Trump complains about impeachment hearing
Trump says Republicans are united in opposing impeachment and the inquiry is backfiring on Democrats, adding ‘I think it is going to be a tremendous boost for the Republicans’
President Donald Trump is complaining the House Judiciary Committee will hold an impeachment inquiry hearing while he attends a NATO summit that comes at a critical moment for the 70-year-old military alliance.
Speaking to reporters at the White House before departing Monday, Trump says the NATO trip is “one of the most important journeys we make as president” and the summit date was established a year ago.
He says Republicans are united in opposing impeachment and the inquiry is backfiring on Democrats, adding “I think it is going to be a tremendous boost for the Republicans.”
With the impeachment inquiry hovering over the trip, Trump says he will continue to pressure European allies to step up their defense spending, saying “it has not been a fair situation for us.”
Trump faced two deadlines in Congress on Sunday as Democrats prepared to shift the focus of their impeachment inquiry from factfinding to the consideration of possible charges of misconduct over his dealings with Ukraine.
The Democratic-led House of Representatives Judiciary Committee, tasked with considering charges known as articles of impeachment, has given the president until 6 p.m. EST (2300 GMT) on Sunday to say whether he or his legal counsel will participate in an impeachment hearing on Wednesday.
The hearing, the first in a series of proceedings expected before the committee, will hear testimony on the impeachment process established under the U.S. Constitution from a panel of legal experts that has yet to be named.
Hearings before the committee, which has responsibility for crafting any formal charges against Trump, are a major step toward possible charges. Democratic House Speaker Nancy Pelosi, who will make the final decision, has not said yet whether the Republican president should be formally impeached. But in a letter to supporters last week, she called for him to be held accountable for his actions.
Trump has denied any wrongdoing and called the impeachment inquiry a witch hunt aimed at unseating a democratically elected president. The White House has not yet indicated whether it will take part in the House Judiciary proceedings.

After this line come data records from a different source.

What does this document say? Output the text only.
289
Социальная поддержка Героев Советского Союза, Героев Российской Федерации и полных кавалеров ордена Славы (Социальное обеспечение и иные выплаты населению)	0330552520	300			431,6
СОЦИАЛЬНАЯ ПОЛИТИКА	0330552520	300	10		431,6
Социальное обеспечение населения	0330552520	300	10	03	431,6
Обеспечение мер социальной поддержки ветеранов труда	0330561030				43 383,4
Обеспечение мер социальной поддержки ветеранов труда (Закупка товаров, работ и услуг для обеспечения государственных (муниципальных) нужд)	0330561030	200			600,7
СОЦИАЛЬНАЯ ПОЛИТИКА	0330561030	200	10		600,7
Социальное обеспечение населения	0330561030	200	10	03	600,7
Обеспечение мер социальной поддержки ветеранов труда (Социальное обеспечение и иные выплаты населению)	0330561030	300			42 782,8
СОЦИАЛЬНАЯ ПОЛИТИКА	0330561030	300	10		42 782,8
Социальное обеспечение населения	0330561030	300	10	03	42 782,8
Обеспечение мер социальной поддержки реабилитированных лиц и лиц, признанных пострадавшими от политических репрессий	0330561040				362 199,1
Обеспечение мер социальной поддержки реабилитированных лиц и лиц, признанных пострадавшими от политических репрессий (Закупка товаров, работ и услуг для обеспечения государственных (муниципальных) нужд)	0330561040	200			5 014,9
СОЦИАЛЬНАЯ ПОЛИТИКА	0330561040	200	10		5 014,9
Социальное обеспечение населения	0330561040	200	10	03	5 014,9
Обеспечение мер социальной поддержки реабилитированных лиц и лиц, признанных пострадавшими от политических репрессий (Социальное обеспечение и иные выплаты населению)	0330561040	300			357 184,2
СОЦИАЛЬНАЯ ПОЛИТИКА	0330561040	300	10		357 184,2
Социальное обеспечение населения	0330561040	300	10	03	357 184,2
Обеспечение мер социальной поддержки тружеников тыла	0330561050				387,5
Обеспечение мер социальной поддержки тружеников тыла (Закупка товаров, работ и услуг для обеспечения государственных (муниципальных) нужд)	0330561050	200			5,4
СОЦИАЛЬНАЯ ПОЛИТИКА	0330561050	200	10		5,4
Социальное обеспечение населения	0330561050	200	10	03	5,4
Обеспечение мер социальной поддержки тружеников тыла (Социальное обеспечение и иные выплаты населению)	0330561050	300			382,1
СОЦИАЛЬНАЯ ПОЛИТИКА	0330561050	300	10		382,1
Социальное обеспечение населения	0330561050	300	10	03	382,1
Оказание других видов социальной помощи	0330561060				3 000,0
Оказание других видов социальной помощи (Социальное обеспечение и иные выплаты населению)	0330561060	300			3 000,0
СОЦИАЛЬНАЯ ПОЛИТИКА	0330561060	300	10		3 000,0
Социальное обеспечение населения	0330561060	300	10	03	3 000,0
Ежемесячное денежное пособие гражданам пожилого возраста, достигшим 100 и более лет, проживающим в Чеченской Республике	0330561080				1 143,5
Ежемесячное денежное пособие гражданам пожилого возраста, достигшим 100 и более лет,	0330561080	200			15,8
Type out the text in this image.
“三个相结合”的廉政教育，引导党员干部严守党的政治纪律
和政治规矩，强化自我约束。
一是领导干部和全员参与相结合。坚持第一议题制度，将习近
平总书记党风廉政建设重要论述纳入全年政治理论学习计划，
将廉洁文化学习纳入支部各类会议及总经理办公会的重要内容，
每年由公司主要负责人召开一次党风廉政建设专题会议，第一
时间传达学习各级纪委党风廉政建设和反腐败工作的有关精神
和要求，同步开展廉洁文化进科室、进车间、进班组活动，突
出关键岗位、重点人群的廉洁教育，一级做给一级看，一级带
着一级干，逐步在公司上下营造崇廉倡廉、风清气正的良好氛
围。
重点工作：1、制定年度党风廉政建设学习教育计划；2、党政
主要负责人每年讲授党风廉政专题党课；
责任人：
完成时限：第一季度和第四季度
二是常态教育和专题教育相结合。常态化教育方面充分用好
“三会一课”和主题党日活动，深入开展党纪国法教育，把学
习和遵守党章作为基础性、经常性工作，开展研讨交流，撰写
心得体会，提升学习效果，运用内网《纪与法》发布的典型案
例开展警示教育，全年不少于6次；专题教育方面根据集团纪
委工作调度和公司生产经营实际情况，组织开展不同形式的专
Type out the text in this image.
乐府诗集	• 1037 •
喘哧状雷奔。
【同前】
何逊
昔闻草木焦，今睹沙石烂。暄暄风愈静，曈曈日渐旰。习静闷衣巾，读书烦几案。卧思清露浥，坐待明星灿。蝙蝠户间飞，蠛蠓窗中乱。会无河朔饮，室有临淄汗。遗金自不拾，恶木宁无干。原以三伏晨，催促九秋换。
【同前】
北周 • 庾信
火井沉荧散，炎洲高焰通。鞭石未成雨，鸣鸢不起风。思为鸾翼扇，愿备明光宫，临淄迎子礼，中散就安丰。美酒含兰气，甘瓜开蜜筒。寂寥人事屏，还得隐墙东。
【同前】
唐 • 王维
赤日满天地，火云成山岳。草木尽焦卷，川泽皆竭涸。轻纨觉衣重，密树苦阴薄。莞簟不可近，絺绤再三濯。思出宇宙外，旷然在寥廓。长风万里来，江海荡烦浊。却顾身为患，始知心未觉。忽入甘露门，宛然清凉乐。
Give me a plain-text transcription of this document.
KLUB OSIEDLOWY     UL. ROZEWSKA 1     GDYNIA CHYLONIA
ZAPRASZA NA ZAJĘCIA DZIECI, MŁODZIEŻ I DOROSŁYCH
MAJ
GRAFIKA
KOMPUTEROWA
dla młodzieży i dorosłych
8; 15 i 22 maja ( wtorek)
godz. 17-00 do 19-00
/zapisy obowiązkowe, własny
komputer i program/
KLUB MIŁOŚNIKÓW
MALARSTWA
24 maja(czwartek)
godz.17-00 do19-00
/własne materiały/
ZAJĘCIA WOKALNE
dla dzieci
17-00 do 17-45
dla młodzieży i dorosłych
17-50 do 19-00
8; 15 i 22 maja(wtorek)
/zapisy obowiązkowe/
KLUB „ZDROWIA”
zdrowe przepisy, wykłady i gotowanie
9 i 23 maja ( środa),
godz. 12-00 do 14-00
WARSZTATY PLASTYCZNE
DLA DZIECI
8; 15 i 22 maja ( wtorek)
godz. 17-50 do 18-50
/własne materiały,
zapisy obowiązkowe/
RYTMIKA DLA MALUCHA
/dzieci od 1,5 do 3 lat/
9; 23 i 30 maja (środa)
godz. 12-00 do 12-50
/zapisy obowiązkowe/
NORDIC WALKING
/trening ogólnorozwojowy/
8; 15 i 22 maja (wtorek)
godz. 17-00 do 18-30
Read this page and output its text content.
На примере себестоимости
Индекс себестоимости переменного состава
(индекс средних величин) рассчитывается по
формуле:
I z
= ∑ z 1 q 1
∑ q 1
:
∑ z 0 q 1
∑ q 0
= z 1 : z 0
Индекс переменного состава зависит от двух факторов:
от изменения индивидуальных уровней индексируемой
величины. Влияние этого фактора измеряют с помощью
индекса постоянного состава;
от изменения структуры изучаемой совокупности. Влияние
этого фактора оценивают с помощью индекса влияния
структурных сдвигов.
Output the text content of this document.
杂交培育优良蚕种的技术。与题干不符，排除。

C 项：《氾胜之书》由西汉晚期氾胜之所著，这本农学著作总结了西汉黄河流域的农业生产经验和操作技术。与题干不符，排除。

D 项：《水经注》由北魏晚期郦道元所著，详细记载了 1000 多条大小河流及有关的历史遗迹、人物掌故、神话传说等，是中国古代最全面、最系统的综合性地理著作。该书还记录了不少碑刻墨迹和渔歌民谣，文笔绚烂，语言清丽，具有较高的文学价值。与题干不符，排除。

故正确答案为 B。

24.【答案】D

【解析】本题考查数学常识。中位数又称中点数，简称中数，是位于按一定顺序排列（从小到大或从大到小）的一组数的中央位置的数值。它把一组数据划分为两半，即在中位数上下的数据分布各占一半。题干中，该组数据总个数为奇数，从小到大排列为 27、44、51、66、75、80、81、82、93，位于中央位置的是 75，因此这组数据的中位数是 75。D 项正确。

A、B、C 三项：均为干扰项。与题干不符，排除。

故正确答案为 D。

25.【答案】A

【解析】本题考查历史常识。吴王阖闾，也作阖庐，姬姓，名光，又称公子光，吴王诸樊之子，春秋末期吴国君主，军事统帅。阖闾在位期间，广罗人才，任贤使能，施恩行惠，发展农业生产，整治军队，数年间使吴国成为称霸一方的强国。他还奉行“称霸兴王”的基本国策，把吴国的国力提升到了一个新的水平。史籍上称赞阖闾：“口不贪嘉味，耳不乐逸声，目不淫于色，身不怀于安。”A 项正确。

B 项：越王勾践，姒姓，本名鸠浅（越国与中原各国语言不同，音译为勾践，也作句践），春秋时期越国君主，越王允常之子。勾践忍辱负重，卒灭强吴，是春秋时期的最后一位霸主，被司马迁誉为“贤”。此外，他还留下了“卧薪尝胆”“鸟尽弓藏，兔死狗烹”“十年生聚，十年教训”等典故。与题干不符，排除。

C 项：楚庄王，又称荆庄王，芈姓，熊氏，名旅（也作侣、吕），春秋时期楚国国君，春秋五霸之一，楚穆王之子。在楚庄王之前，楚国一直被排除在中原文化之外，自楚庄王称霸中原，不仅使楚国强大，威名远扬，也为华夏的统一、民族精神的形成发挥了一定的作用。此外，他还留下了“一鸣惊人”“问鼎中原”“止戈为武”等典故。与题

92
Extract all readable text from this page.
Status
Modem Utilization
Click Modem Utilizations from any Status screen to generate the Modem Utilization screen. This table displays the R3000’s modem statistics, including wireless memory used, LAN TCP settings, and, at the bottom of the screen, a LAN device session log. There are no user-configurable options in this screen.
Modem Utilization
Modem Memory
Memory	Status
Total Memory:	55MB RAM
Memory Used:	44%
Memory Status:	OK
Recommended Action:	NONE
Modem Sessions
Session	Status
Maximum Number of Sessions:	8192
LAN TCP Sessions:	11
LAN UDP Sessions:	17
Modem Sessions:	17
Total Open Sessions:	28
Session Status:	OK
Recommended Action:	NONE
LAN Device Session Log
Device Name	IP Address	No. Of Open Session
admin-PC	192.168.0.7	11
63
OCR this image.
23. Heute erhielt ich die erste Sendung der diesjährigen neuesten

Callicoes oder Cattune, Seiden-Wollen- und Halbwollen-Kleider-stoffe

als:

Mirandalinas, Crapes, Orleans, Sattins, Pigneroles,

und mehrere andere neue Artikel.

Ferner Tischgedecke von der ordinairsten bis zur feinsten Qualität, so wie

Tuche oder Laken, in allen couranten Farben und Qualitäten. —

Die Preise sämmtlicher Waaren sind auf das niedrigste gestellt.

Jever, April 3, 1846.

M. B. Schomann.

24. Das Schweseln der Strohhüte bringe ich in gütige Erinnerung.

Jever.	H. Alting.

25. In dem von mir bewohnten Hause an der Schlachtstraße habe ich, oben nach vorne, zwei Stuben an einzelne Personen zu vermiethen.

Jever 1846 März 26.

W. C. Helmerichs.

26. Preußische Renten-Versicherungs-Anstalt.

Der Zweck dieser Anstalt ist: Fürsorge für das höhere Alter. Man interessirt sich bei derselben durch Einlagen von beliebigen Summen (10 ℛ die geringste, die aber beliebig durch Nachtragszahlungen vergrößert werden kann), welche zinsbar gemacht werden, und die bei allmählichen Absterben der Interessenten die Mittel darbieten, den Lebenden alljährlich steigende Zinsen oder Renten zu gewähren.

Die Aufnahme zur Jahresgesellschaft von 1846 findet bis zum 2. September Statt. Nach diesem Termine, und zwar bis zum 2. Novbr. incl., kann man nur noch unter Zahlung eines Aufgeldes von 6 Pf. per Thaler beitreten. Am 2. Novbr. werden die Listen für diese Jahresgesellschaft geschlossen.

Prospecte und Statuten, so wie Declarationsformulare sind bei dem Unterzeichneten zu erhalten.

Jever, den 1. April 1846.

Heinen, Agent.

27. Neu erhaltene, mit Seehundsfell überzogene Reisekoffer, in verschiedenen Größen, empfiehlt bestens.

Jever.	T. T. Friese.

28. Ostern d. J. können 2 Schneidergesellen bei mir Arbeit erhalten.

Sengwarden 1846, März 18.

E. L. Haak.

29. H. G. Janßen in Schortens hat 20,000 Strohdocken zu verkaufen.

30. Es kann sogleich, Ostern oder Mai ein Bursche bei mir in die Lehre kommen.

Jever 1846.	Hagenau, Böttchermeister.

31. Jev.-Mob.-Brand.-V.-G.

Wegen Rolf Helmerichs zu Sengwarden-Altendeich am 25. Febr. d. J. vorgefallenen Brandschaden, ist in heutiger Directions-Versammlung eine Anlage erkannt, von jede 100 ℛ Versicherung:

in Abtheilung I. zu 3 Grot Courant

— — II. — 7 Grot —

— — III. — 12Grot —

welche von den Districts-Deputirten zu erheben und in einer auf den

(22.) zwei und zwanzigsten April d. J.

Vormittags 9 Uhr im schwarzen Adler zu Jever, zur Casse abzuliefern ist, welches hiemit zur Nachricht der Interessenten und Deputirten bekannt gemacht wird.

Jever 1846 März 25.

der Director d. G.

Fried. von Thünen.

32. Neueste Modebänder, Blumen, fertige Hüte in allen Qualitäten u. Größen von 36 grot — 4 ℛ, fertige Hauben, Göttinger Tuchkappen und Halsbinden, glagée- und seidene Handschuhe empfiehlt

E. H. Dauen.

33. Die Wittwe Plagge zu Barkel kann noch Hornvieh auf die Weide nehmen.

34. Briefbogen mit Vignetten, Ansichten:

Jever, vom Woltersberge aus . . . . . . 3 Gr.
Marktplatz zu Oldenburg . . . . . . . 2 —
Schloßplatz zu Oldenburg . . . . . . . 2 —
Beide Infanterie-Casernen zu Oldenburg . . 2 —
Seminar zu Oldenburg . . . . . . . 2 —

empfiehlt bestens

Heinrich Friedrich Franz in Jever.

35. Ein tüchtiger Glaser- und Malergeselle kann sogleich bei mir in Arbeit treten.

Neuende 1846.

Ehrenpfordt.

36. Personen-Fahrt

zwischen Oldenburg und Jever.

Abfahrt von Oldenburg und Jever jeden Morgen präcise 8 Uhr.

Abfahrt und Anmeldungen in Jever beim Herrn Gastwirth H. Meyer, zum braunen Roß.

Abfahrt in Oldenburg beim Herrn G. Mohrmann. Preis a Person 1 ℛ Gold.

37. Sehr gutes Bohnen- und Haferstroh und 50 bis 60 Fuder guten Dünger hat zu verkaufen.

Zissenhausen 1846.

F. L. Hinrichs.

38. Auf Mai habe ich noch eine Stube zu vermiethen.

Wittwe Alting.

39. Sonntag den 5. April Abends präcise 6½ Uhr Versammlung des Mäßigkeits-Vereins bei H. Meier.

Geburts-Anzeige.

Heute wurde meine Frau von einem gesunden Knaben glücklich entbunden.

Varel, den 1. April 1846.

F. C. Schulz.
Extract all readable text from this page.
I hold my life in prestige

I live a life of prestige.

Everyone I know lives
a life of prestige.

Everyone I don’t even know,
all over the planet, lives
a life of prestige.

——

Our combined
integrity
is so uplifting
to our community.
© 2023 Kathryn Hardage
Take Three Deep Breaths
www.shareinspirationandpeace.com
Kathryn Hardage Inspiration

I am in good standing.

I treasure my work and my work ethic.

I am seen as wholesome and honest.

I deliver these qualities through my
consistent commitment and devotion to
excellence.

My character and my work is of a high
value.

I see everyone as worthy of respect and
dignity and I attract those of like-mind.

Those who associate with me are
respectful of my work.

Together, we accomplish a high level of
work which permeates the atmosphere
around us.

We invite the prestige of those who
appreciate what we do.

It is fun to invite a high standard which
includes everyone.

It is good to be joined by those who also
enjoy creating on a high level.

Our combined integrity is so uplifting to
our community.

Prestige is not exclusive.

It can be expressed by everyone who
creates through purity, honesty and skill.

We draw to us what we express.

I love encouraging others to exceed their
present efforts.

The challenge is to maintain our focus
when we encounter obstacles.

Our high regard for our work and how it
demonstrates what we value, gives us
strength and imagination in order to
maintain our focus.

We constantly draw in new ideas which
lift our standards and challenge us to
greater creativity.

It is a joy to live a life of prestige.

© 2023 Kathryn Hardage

Despite pleas to set aside bickering over military spending so the issue doesn’t dominate a third NATO summit in a row, the United States is almost certain to demand again this week that its 28 NATO partners respect their pledges to boost defense budgets.
NATO countries slashed spending as tensions eased after the Cold War. But Russia’s 2014 annexation of Ukraine’s Crimean Peninsula was a wake-up call. The allies agreed then to halt cuts, boost budgets and move toward spending 2% of gross domestic product on defense by 2024.
The 2% figure is perhaps too simplistic in that its value fluctuates depending on how economies perform. Moreover, countries calculate their defense budgets differently; some want veterans pensions included, for example.
Correct spending levels don’t guarantee that adequate forces can be deployed into battle in a timely way and sustained by efficient supply lines. Nor do they have a relationship to any real security threat assessment.
Importantly, this is about national military budgets, not NATO funding. No one owes the United States money, even though Washington spends more on defense than all the other allies combined.
That said, European allies and Canada rely heavily on U.S. equipment like large military transport planes and air-to-air refueling, and NATO’S deterrent effect is more credible backed by the United States.
Nine countries are projected to meet the 2% benchmark this year - the U.S. with about 3.4%, Greece, Britain, Bulgaria, Estonia, Poland, Latvia, Lithuania and Romania - up from three nations in 2014. Germany will spend 1.35%, ranking it 17th, but it aims to hit 1.5% by the deadline. Spain, Belgium and Luxembourg spend less than 1%.
While budgets have risen since 2014, NATO headquarters chooses to use 2016 - the year Donald Trump was elected U.S. president- as its reference point for spending increases. Officials concede privately that this is to mollify Trump.